Facts about Rosa Parks
Rosa Louise McCauley Parks is recognized as the 'Mother of the Modern-Day Civil Rights Movement'. This brave African-American civil rights activist changed the way the community was treated in racist-America, during the early twentieth century...
Facts about Rosa Parks:
Rosa Parks grew up at a time when black and white people in America were segregated in every aspect of daily life. Transportation seating policies were demeaning and insulting. School bus transportation was only made available to the 'white' students, forcing their 'black' contemporaries to walk for miles. "I realized there was a black world and a white world", was young Rosa's observation of life in Montgomery. Her life was not devoid of pleasant 'white' memories. But, her situation as a young black woman made it impossible for her to ignore the dictates of racism.
Rosa married Raymond Parks in 1932. Her husband encouraged her to complete her high school education in 1933. In 1943, Rosa Parks joined her husband as a Civil Rights Movement activist, in the capacity of NAACP secretary. She enjoyed a short tenure at the Maxwell Air Force Base in 1944, an area where racial segregation was banned. A white couple, Clifford and Virginia Durr, encouraged Rosa to attend Highlander Folk School, a center that trained workers' rights and racial equality protagonists.
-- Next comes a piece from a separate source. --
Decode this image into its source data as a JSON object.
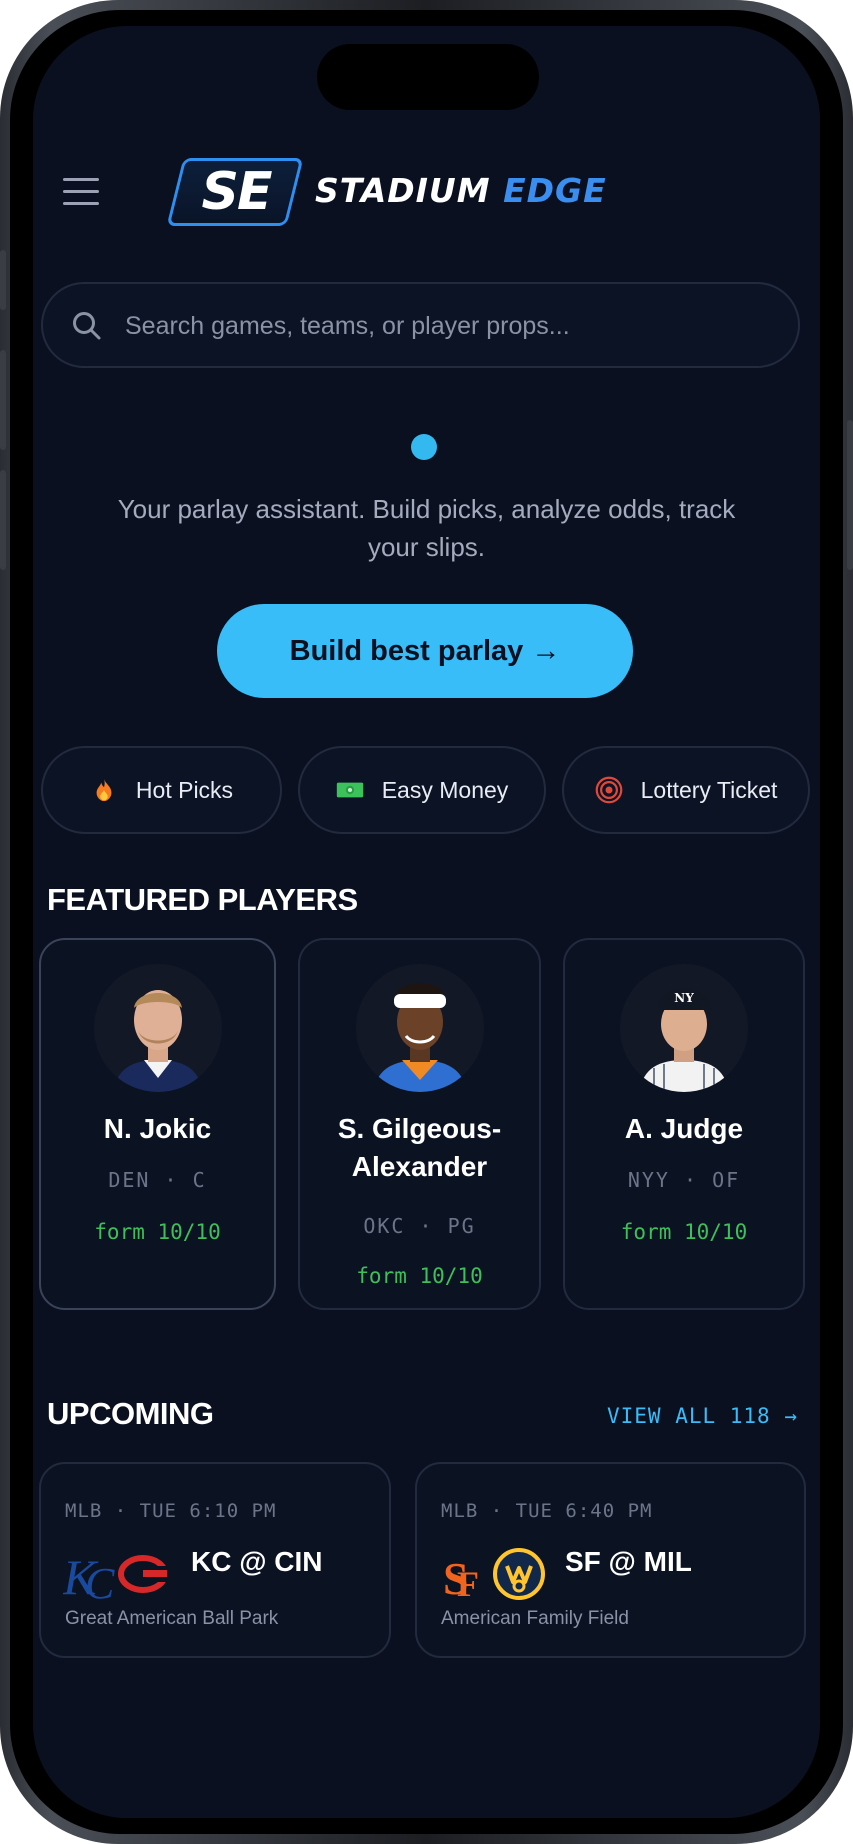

Rosa was deeply stirred by the brutal 'black' murders of Emmett Till, George W. Lee and Lamar Smith. The tide of events that gave racist-America its first taste of 'black' power raged in 1955. Aged 42, Rosa refused to give up her bus seat to a white passenger. Her action sparked arrest and other individual civil disobedience movements. Parks was wrongly charged with 'violation of Chapter 6, Section 11 of the Montgomery City code'. After the plans for the Montgomery Bus Boycott were announced, Parks was tried for 'disorderly conduct' and 'violation of local ordinance'.
The 30-minute trial declared Parks guilty and imposed a fine of $14. The resultant Montgomery Bus Boycott made Parks a symbol of the Civil Rights Movement. It wasn't before long Parks was honored as an international icon of the cause. Thereafter, she collaborated with civil rights leaders like Martin Luther King, Jr., to take the Civil Rights Movement to another level. Parks was awarded the 1979 Spingarn Medal, Congressional Gold Medal, and posthumous honors at the Capitol's National Statuary Hall and Capitol Rotunda.
Rosa Parks suffered a number of hardships as a result of her defiance. Nevertheless, she lived on the wages of a seamstress till 1965, after which John Conyers, the African-American US Representative, hired her as a secretary. She retired from the Detroit congressional office in 1988. She founded the Rosa L. Parks Scholarship Foundation in 1980, a program designed for high school seniors. Parks co-founded the Rosa and Raymond Parks Institute for Self Development Center, with Elaine Eason Steele, in honor of her husband, who succumbed to cancer in 1977. She published her biography 'Rosa Parks: My Story', in 1992. Rosa Parks died on October 24, 2005, at the age of 92.